8 – Know that answers will not just be provided on a plate.
Unless you are one of the rare lucky(?!) ones who logs into their test results for the first time to see their closest match is a birth parent or very close relative, you should know that a certain amount of research is involved with working out exactly how a specific DNA match is connected to you, unless that match has shared their family tree with you, or it is at least identifiable from the information they have given. For that reason:
9 – Gather as much information as you can about your family history before you get your results.
If you’re an adoptee this may be nothing and that’s okay. But if you can get hold of your adoption record or your birth certificate, depending on where you were born may give as much as your mother’s name or as little as your birth date and place of birth. It’s beyond the scope of this website to go into detail here, suffice to say that the information available to adoptees depends very much on whether the adoption was open or closed, and the specific laws in place where you were born.

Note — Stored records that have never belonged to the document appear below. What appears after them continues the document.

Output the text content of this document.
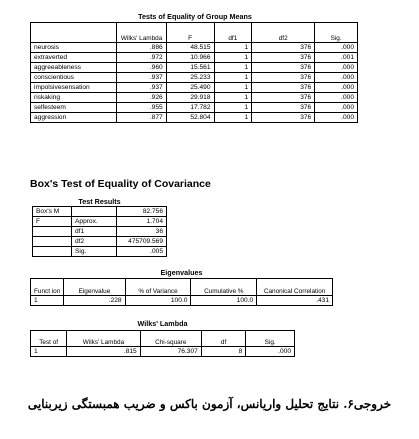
Tests of Equality of Group Means
	Wilks' Lambda	F	df1	df2	Sig.
neurosis	.886	48.515	1	376	.000
extraverted	.972	10.966	1	376	.001
aggreeableness	.960	15.561	1	376	.000
conscientious	.937	25.233	1	376	.000
impolsivesensation	.937	25.490	1	376	.000
riskaking	.926	29.918	1	376	.000
selfesteem	.955	17.782	1	376	.000
aggression	.877	52.804	1	376	.000
Box's Test of Equality of Covariance
Test Results
Box's M		82.756
F	Approx.	1.704
	df1	36
	df2	475709.569
	Sig.	.005
Eigenvalues
Funct ion	Eigenvalue	% of Variance	Cumulative %	Canonical Correlation
1	.228	100.0	100.0	.431
Wilks' Lambda
Test of	Wilks' Lambda	Chi-square	df	Sig.
1	.815	76.307	8	.000
خروجی۶. نتایج تحلیل واریانس، آزمون باکس و ضریب همبستگی زیربنایی
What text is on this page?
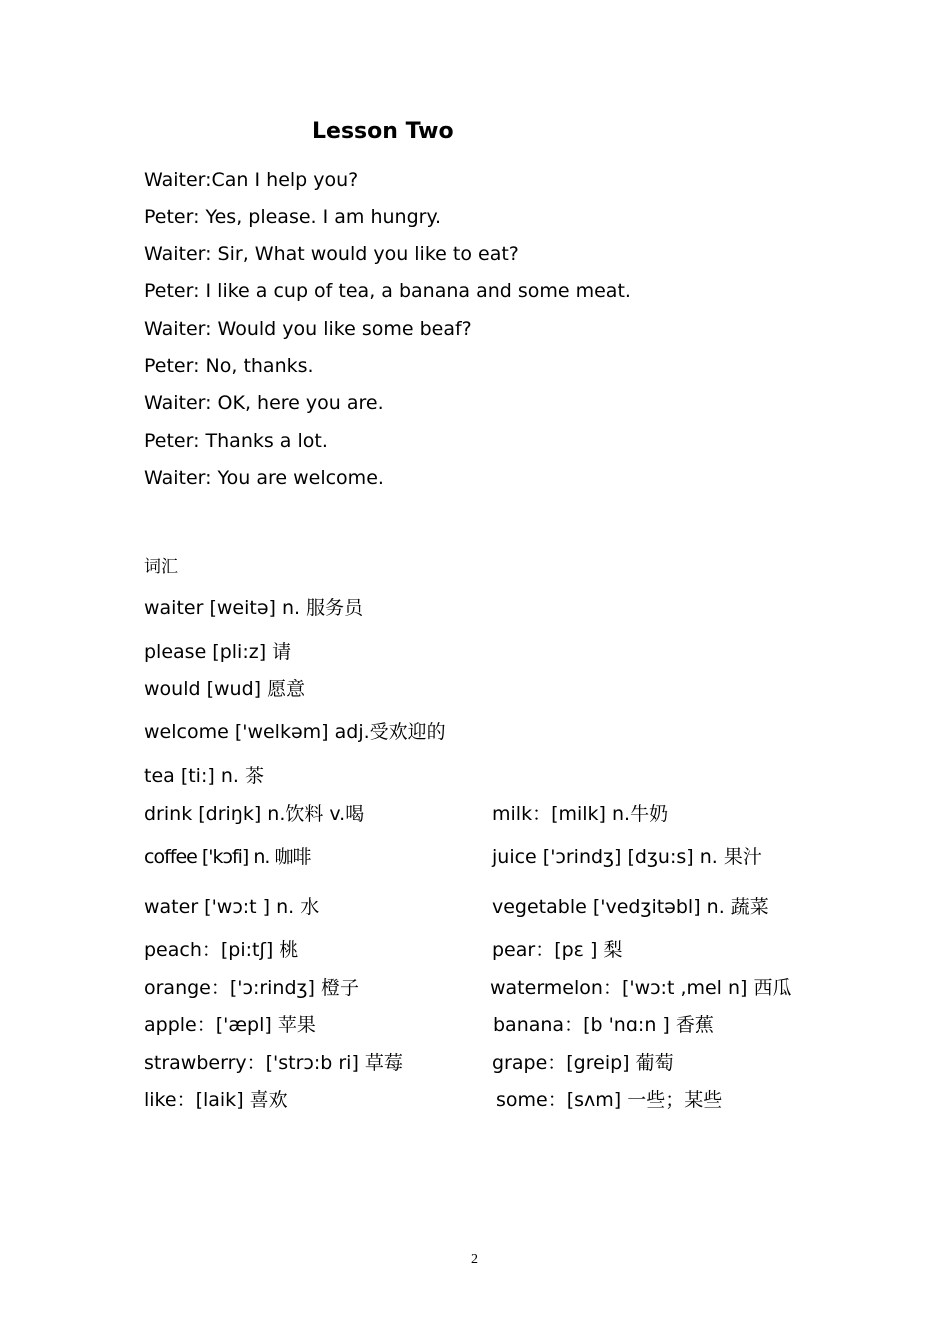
Lesson Two
Waiter:Can I help you?
Peter: Yes, please. I am hungry.
Waiter: Sir, What would you like to eat?
Peter: I like a cup of tea, a banana and some meat.
Waiter: Would you like some beaf?
Peter: No, thanks.
Waiter: OK, here you are.
Peter: Thanks a lot.
Waiter: You are welcome.
词汇
waiter [weitə] n. 服务员
please [pli:z] 请
would [wud] 愿意
welcome ['welkəm] adj.受欢迎的
tea [ti:] n. 茶
drink [driŋk] n.饮料 v.喝
coffee ['kɔfi] n. 咖啡
water ['wɔ:t ] n. 水
peach：[pi:tʃ] 桃
orange：['ɔ:rindʒ] 橙子
apple：['æpl] 苹果
strawberry：['strɔ:b ri] 草莓
like：[laik] 喜欢
milk：[milk] n.牛奶
juice ['ɔrindʒ] [dʒu:s] n. 果汁
vegetable ['vedʒitəbl] n. 蔬菜
pear：[pɛ ] 梨
watermelon：['wɔ:t ,mel n] 西瓜
banana：[b 'nɑ:n ] 香蕉
grape：[greip] 葡萄
some：[sʌm] 一些；某些
2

If you are able to glean some information, this will enable you to build as much of your family tree out as possible, using traditional genealogy research, which means when your results come through you may quickly be able to work out where matches are to specific lines in your tree, so know which matches to concentrate on to find answers to your specific questions.
10 – Take what you are told with a piece of salt
What you are told about your background, or a specific family story may be 100% true. It may be 100% false. In my case I had a specific name, a possible specific town, and the fact the person I was searching for was American. Of those facts, only one proved true, that he was American. Had I fixated on the name I was looking for, and the area of the US he was supposed to be from, I would still be searching now. It can be misleading to try and prove or disprove a story, so my best advice in trying to find your roots is to follow the DNA and see where it leads to.
So those are my recommendations for things to think about before you DNA test; if you’ve DNA tested, what would you want to tell people? If you haven’t DNA tested but are thinking about it, what are some questions you have or things you are worried about? Let me know in the comments!
NOTE: My opinion as to the best test to take for your circumstance is simply that – my opinion. I was not paid or sponsored by any of the test companies for this post.